Sunday, June 12, 2011

Saying Good-Bye is not the Hard Part of Leaving

At the end of the month I will leave Cape Town and begin a slow trip back to the U.S. The hardest part about leaving a city I have come to know so well is not saying good-bye to friends and those we work with in the townships. Before long, I will be back here again, picking up with everyone where we left off. No, the hardest part is telling the people who have come to depend on me, in part, for their income, that I will no longer need their services.

I’m already in the process of closing up the apartment where I’ve stayed for the past few months. One day a week, Veronica has made the long commute from the township where she lives into Cape Town to clean my flat. It’s an efficiency apartment that I could have easily cleaned on my own, but helping to create a few jobs while I’m here seems like the least I could do to repay a country that has been so hospitable to me. Besides, coming home to an immaculate apartment, with all of my clothes crisply ironed and hanging in a closet, is a luxury I will miss when I’m back in Minneapolis and cleaning my own house.

This morning I told Veronica that this would be the last time I would need her to clean for me. Veronica took the news about as well as someone, who desperately needs the 200 rand I pay her each week, can. That’s less than $30. Not enough to survive on here, especially when food and gasoline costs are escalating rapidly.

Friends who own a popular guesthouse in Cape Town introduced Veronica to me. They will continue to look out for her and find her work when they can, but with winter setting in and few tourists coming, it’s going to be a challenge for them to help her. A few weeks ago the lens of Veronica’s eyeglasses broke. Losing me as a client makes it less likely that she will replace her glasses anytime soon.

Later today I’ll get my haircut and tell my stylist that I probably won’t be back. She won’t miss cutting my hair. “You have Japan man hair,” she tells me. I take that to mean that my hair is very straight. I know it is a challenge for her to cut. She will, however, miss having a regular customer once a month. There are days when my stylist has only one client. She is trying to find a job waiting tables at night, but the bad economy and the lack of tourists make that an unlikely prospect.

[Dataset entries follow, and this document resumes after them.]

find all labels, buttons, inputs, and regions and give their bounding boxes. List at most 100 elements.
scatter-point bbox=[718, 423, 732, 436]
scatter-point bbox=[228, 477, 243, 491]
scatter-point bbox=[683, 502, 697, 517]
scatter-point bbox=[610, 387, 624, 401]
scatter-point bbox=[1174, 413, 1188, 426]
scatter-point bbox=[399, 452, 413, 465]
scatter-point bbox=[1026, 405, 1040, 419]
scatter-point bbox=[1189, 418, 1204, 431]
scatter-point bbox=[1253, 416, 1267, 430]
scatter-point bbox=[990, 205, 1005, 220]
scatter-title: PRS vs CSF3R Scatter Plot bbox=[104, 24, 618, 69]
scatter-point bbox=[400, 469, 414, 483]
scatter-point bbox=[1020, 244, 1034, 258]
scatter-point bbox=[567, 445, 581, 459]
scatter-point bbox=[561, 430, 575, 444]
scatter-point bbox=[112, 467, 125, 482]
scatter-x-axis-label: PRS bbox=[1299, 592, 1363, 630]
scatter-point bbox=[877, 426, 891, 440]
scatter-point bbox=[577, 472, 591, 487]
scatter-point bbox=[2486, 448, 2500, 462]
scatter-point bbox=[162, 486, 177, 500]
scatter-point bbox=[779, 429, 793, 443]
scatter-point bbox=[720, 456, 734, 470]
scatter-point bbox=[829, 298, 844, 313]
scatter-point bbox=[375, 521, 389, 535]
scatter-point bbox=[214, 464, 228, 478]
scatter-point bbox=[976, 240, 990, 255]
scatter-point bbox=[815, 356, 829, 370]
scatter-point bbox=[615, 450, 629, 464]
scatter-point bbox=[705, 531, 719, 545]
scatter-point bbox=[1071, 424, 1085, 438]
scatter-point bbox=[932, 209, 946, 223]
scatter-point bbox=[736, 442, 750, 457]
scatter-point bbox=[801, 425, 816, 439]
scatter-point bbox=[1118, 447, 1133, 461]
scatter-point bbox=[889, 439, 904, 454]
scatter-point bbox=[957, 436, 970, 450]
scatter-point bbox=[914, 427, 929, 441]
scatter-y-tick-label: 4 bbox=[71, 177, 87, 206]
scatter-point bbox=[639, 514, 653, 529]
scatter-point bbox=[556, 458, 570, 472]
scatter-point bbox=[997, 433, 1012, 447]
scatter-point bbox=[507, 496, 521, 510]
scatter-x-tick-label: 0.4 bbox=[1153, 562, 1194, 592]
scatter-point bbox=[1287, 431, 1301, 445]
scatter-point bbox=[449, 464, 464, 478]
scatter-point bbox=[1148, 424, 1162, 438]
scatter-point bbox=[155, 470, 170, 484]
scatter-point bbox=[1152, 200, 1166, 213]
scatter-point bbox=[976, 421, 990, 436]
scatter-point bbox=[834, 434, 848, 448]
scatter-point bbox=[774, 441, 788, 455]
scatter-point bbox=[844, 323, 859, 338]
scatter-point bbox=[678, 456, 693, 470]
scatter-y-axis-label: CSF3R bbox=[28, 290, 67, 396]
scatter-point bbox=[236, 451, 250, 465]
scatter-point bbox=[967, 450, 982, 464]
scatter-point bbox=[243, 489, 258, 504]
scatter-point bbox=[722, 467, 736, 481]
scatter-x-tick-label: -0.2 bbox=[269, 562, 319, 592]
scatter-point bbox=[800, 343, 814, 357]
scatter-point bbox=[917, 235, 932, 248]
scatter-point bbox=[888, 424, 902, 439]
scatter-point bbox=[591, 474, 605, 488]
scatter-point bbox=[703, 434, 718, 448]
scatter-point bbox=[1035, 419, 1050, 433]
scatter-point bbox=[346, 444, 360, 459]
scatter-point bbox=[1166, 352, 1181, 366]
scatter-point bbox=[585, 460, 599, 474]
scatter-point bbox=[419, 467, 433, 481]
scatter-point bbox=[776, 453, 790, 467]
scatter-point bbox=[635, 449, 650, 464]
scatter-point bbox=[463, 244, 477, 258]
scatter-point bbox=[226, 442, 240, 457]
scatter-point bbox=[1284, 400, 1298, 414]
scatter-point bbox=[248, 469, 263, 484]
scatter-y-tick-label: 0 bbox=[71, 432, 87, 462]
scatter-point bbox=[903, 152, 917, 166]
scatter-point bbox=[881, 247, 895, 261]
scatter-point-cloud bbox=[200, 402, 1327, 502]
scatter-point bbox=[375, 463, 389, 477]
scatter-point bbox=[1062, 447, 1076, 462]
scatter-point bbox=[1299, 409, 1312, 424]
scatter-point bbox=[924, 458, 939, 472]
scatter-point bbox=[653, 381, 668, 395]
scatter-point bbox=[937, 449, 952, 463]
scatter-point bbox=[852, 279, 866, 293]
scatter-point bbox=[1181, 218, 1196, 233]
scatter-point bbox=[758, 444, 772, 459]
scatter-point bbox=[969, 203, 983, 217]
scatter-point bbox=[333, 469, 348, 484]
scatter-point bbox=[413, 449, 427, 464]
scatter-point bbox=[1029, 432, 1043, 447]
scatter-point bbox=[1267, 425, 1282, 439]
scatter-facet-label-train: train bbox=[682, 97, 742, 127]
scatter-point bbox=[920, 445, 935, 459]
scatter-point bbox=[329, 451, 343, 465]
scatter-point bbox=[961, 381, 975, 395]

I only rent a car here when I need it and after this week I probably won’t need to have my own transportation. Before returning the rental to Avis, I will take it to be washed. The man who washes my car gets 10 rand, about $1.50, for doing so. The company that owns the car washing service keeps the remaining 35 rand it charges for a basic wash. As surprising as it sounds, the car washer will miss the 10 rand he earns and the 10 rand I tip him when he washes my car.

By the end of the week the only service person I will have left to tell I’m leaving is the man on the street corner in front of my apartment building who sells me the Cape Times newspaper every morning. I give him seven rand for a paper that costs 6.50 rand. It’s not much, a .50 rand tip every day, but over the course of a year that comes to about $20. A man’s got to sell a lot of newspapers to make that up.